Saturday, October 11, 2008
double-reading between the lines from
(Dept. of [what to do with] Romanticist Poetic Conceits)
Bruce Barcott, "Painting the Sky" * :
Some birds were made for poems. Keats had his
nightingale, Poe his raven. The European bee-eater's life
is more an epic novel . . . .
It's a good life, growing up as a European bee-eater
(Merops apiaster). The vast majority form
clans that raise young in the spring and summer
in a wide swath from Spain to Kazakhstan . . . .
Once the [European] birds arrive in Africa [after
winter migration], the social season kicks into
high gear. Male[s] stick with their own clan,
while females leave to add their genes to a distant
pool. Grass fires often function as mixers.
. . . Spanish-born males meet Italian-born
females, [the] Hungarian[-born] . . . meet Kazahks
and mates pair up for life. . . . Home is usually
a sandstone cliff or . . . riverbank . . . burrows.
Nesting season is time for family alliances and intrigue.

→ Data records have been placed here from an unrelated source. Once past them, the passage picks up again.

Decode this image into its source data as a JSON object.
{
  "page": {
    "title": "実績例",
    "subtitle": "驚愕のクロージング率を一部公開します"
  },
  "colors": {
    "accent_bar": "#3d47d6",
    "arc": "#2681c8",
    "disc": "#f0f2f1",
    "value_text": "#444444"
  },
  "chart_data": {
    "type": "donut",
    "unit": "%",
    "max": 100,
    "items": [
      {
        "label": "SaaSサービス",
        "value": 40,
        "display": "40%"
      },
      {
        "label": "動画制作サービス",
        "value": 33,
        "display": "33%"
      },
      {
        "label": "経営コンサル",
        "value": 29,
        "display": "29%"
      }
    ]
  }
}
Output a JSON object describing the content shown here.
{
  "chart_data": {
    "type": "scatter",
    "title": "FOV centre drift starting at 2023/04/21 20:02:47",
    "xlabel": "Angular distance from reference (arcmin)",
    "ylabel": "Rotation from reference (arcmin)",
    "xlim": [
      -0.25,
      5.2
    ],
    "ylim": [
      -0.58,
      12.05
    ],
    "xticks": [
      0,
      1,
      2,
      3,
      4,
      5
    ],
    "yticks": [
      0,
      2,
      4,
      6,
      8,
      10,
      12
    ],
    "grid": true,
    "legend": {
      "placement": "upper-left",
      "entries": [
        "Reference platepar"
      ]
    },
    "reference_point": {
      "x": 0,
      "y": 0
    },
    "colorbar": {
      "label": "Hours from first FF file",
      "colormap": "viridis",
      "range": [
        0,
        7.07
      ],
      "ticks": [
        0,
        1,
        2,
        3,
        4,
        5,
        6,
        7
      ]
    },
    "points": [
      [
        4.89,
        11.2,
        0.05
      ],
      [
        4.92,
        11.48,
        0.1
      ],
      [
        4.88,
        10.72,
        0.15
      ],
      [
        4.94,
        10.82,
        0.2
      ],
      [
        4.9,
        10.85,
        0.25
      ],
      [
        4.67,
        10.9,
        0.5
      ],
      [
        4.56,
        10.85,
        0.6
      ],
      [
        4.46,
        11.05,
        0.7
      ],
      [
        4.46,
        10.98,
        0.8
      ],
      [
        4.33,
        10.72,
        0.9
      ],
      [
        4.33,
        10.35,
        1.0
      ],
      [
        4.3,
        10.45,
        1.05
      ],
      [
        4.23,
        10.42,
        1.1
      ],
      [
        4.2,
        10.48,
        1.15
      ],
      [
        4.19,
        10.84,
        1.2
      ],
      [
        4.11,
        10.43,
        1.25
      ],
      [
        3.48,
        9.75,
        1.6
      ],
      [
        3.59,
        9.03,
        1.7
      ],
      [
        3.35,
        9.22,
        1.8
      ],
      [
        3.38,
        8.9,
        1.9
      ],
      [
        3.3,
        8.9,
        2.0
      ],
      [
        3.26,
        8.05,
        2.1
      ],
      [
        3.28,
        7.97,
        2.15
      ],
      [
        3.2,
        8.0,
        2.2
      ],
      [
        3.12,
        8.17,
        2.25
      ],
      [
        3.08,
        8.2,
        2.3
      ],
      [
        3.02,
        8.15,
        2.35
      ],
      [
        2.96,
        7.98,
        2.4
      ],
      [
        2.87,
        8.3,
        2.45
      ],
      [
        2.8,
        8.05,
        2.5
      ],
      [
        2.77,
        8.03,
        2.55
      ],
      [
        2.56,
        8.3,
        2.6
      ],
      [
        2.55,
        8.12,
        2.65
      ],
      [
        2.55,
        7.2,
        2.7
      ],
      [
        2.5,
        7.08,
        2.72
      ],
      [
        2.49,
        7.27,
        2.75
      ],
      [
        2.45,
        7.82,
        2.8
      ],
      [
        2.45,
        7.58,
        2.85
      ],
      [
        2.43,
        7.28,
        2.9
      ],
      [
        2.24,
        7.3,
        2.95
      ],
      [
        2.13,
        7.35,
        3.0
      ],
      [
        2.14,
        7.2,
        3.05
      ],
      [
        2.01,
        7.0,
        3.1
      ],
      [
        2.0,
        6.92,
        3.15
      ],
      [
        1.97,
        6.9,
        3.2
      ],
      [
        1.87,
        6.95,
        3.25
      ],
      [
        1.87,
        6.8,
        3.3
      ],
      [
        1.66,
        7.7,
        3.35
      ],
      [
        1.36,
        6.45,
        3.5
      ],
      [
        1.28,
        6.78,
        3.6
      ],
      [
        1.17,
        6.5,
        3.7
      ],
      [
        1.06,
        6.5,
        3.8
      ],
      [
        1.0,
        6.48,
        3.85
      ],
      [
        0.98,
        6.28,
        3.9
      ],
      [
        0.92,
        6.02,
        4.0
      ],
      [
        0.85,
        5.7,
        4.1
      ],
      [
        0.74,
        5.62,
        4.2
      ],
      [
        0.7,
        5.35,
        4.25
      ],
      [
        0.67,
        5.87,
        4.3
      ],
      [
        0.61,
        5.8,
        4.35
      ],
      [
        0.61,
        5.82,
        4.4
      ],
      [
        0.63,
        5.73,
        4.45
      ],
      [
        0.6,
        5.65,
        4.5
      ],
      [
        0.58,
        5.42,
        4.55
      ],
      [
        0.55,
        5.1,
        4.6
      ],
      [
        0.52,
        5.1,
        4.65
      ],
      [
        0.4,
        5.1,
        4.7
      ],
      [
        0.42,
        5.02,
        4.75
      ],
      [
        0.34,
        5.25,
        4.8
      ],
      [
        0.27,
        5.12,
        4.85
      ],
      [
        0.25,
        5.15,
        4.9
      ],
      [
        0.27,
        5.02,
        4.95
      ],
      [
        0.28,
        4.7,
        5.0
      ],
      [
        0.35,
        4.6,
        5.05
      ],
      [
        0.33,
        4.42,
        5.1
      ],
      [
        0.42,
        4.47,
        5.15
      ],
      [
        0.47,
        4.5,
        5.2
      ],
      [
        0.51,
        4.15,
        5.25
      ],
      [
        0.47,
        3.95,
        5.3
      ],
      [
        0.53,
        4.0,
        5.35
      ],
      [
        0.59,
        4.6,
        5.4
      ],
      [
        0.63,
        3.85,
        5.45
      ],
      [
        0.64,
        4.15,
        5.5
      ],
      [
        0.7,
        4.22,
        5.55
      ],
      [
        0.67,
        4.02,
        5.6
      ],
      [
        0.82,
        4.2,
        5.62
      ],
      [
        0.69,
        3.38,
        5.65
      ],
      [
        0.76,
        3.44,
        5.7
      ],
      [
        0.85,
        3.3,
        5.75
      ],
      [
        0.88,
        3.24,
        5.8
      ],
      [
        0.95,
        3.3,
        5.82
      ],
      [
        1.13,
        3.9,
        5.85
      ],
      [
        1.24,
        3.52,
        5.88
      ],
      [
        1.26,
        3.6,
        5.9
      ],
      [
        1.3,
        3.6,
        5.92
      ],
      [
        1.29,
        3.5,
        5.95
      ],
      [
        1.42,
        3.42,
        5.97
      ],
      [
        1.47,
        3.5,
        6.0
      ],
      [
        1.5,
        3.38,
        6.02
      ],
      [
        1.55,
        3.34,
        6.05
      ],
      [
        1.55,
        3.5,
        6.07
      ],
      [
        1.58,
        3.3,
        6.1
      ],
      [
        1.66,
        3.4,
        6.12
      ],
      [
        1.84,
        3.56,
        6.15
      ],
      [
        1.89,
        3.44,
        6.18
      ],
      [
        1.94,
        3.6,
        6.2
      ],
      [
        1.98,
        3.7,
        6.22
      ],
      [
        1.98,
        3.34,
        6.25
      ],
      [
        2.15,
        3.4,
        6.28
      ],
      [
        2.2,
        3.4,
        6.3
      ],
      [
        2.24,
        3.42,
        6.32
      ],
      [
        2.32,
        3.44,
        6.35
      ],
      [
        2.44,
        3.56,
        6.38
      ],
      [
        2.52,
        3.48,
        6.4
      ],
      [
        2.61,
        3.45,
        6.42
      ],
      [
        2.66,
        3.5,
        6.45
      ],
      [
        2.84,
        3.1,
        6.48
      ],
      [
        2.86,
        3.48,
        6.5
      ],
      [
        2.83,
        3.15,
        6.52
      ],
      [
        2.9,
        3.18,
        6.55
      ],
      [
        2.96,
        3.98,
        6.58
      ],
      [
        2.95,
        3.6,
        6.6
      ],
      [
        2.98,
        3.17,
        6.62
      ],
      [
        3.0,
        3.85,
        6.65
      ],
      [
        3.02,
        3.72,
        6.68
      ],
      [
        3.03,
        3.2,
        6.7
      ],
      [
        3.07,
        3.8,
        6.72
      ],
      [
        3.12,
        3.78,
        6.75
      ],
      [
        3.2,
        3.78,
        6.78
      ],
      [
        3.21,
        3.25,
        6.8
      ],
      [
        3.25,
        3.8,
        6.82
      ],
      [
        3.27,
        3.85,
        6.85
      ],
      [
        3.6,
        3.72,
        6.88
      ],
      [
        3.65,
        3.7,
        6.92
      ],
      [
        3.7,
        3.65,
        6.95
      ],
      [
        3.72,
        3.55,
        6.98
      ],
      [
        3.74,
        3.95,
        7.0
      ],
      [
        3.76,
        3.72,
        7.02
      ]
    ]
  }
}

Members of the Meropidae family . . . are famously cooperative
breeders. In any colony there are apt to be numerous
nest helpers--sons or uncles who help feed their
father's or brother's chicks. The helpers benefit too:
Parents with helpers can provide more food for chicks
to continue the family line. The trick, of course,
is to recruit more helpers. . . . [Cornell University
researchers studying a related breed living in Kenya] found
that they often use strong-arm tactics. After [building]
the burrow, a male . . . typically engages in courtship
feeding--impressing his mate by bringing her a tasty
[tidbit]. [Researchers] watched parents butt into
their son's business, begging for the courtship treat
or barging in between the mated pair. If that didn't
work, a parent might block the entrance of the son's
[home], preventing the female from entering . . . .
After a while some sons succumbed to the pressure,
abandoning their own breeding efforts to become helpers
at their parents' nests.
European [birds] aren't quite as ruthless.
They are more likely to find helpers among males
whose own nests fail through natural causes.
Trickery and theft aren't uncommon, though.
. . . If a female leaves her burrow to feed,
another female may sneak in to lay eggs--a
tactic to fool the neighbor into raising the
stranger's brood. Similarly, if a male leaves
the nest unguarded, other males may seize the
opportunity to copulate with his mate. Other[s]
occasionally turn to robbery, harassing neighbors
who return with food until they drop [the food]
and the thief can fly away with the goods.
It's a short, spectacular life. . . . But what a
story: bee chases, hive raids, brush fires, nest intrigue
. . . .
(62-63)
* National Geographic (ngm. com), October, 2008.